Finding Yourself

Yeah! right.

A linguist was explaining how double negatives in various languages mean different things. In English, a double negative is a positive – a construct beloved of lawyers who always seek to obfuscate clarity in the interest of charging higher fees. Can you say “not dispositive”? In Russia, on the other hand, double negatives act to reinforce the negative. If a single negative is bad, a double negative is doubly so. Doubtless a linguistic rule which is especially useful in describing any of their leaders of the past ten centuries or so.

That same linguist then went on to explain, however, that there is no language on earth where a double positive connotes anything other than affirmation.
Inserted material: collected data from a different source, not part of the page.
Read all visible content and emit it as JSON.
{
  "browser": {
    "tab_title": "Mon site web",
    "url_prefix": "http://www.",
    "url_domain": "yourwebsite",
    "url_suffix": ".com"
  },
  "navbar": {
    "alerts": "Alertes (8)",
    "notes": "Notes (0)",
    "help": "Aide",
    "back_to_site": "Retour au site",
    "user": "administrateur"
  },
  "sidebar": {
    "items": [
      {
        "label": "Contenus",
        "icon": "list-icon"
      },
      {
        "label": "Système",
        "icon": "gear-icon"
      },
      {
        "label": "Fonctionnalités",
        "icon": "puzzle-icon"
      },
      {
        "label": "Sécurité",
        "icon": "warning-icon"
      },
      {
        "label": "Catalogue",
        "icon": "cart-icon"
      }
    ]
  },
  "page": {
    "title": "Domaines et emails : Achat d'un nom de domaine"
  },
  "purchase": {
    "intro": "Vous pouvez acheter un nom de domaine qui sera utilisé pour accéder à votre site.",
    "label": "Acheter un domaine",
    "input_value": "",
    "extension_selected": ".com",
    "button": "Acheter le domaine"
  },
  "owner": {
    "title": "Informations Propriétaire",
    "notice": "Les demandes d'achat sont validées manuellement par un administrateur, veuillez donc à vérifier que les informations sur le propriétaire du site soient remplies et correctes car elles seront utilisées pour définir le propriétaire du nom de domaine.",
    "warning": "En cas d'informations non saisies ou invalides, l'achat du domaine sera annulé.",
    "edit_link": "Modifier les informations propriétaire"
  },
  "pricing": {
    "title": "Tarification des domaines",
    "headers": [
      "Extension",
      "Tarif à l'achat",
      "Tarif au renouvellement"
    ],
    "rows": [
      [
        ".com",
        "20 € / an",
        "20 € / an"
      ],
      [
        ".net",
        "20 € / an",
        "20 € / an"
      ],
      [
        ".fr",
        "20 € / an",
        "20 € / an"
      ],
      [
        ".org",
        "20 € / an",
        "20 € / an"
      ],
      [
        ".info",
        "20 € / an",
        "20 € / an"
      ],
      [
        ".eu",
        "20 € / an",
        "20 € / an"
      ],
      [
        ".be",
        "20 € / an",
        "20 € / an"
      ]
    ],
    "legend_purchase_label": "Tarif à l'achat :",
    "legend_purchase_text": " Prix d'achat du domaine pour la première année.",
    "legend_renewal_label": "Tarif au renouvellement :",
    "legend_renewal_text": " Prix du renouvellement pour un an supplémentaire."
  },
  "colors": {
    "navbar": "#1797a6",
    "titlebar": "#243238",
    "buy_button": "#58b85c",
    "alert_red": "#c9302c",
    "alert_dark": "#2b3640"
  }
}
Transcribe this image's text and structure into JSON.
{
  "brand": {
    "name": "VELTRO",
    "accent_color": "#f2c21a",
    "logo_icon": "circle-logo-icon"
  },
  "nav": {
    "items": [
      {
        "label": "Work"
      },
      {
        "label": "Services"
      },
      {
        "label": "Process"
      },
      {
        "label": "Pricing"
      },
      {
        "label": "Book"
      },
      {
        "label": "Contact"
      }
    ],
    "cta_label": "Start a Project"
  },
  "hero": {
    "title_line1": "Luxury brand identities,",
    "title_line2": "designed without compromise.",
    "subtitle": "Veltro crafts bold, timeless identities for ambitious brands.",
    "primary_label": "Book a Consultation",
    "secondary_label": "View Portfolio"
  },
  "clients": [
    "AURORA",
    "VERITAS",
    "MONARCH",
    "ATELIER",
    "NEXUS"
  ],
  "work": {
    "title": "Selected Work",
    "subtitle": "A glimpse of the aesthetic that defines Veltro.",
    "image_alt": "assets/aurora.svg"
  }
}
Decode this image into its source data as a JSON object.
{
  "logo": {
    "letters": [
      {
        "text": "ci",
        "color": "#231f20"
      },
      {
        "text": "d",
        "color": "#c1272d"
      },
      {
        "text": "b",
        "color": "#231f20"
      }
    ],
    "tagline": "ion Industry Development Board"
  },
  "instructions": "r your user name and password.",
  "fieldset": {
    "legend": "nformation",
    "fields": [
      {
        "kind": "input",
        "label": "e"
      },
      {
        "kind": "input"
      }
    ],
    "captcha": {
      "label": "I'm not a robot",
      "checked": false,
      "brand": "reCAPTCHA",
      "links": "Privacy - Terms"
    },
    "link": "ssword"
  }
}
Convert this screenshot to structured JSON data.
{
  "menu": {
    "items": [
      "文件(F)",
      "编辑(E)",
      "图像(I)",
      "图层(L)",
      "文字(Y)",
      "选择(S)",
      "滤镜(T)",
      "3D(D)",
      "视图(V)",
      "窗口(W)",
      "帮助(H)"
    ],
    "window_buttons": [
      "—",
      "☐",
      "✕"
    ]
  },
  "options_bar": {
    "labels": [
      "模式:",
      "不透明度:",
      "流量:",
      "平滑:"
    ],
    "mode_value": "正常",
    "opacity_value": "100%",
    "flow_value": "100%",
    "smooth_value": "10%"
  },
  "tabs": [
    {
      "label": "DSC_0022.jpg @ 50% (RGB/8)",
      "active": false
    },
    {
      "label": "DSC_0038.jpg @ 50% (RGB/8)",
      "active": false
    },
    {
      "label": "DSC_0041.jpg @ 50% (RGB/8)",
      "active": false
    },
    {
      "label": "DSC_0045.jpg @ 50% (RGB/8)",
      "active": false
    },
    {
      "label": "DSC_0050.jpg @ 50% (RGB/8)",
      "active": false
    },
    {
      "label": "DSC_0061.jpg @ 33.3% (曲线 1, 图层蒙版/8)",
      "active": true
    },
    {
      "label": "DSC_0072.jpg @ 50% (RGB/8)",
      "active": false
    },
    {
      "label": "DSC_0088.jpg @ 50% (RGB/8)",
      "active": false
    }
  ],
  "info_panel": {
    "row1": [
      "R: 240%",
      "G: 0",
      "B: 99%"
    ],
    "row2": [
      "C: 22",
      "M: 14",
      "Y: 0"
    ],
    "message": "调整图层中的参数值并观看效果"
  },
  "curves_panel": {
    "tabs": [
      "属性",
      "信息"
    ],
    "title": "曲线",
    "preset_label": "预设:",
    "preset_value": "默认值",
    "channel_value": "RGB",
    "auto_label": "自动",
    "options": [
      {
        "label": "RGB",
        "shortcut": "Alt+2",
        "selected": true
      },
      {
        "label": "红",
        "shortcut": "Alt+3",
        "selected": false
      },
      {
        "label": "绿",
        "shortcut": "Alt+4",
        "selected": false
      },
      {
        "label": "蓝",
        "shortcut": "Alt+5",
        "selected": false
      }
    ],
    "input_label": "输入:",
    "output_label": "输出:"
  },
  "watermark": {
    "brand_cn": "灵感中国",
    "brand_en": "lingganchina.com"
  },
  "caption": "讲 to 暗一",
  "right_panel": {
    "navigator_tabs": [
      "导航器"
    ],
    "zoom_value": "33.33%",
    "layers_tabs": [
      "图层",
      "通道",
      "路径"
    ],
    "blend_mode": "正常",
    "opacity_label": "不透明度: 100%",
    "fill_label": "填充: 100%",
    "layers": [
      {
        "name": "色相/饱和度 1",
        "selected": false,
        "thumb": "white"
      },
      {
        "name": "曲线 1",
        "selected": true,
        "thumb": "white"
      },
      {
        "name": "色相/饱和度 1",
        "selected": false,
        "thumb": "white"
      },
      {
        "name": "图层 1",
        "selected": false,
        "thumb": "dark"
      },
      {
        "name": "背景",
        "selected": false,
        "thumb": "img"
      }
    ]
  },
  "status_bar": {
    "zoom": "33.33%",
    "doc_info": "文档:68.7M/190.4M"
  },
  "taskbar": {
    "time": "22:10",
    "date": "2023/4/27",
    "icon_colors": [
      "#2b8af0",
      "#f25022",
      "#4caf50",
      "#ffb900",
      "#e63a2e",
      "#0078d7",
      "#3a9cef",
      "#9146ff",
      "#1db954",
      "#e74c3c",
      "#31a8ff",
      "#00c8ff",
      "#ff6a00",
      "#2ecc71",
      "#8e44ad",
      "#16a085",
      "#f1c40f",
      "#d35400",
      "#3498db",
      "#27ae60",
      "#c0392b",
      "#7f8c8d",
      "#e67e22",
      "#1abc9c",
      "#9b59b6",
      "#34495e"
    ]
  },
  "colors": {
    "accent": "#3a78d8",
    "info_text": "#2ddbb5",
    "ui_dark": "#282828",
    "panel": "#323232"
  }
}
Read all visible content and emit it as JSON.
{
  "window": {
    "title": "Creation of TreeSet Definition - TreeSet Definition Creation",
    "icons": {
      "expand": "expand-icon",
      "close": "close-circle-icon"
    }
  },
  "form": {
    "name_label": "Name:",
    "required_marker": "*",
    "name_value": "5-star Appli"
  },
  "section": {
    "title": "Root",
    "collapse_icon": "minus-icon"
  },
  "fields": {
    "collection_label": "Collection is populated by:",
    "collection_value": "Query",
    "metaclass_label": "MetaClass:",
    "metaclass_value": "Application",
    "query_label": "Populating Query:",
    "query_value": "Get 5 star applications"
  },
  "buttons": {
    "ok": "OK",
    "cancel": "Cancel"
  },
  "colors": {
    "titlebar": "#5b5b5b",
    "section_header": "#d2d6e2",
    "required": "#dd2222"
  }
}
Then a voice from the back of the hall was heard to say: “Yeah! right.”

And “Yeah! right.” was very much my reaction on reading this sign in Balmy Alley in San Francisco’s Mission District:


“See yourself seeing yourself”

Usual ’60s claptrap designed to part the naïve from their cash, was my reaction. Then I checked out the web site of this business and it actually proves to be anything but pseudo-psychological bull.

Here’s a snippet:


From Outerbody.org.

Given that a knowledge of how others see us is worth a whole lot more than any amount of education, this seems like a pretty clever idea.

Speaking of linguistics, when I was an English schoolboy one of the more charming expressions of enthusiasm, cloaked as it is in the English love of understatement, was “That’s not half bad”. Meaning it’s really awfully good. Outerbody.org’s idea is really not half bad at all.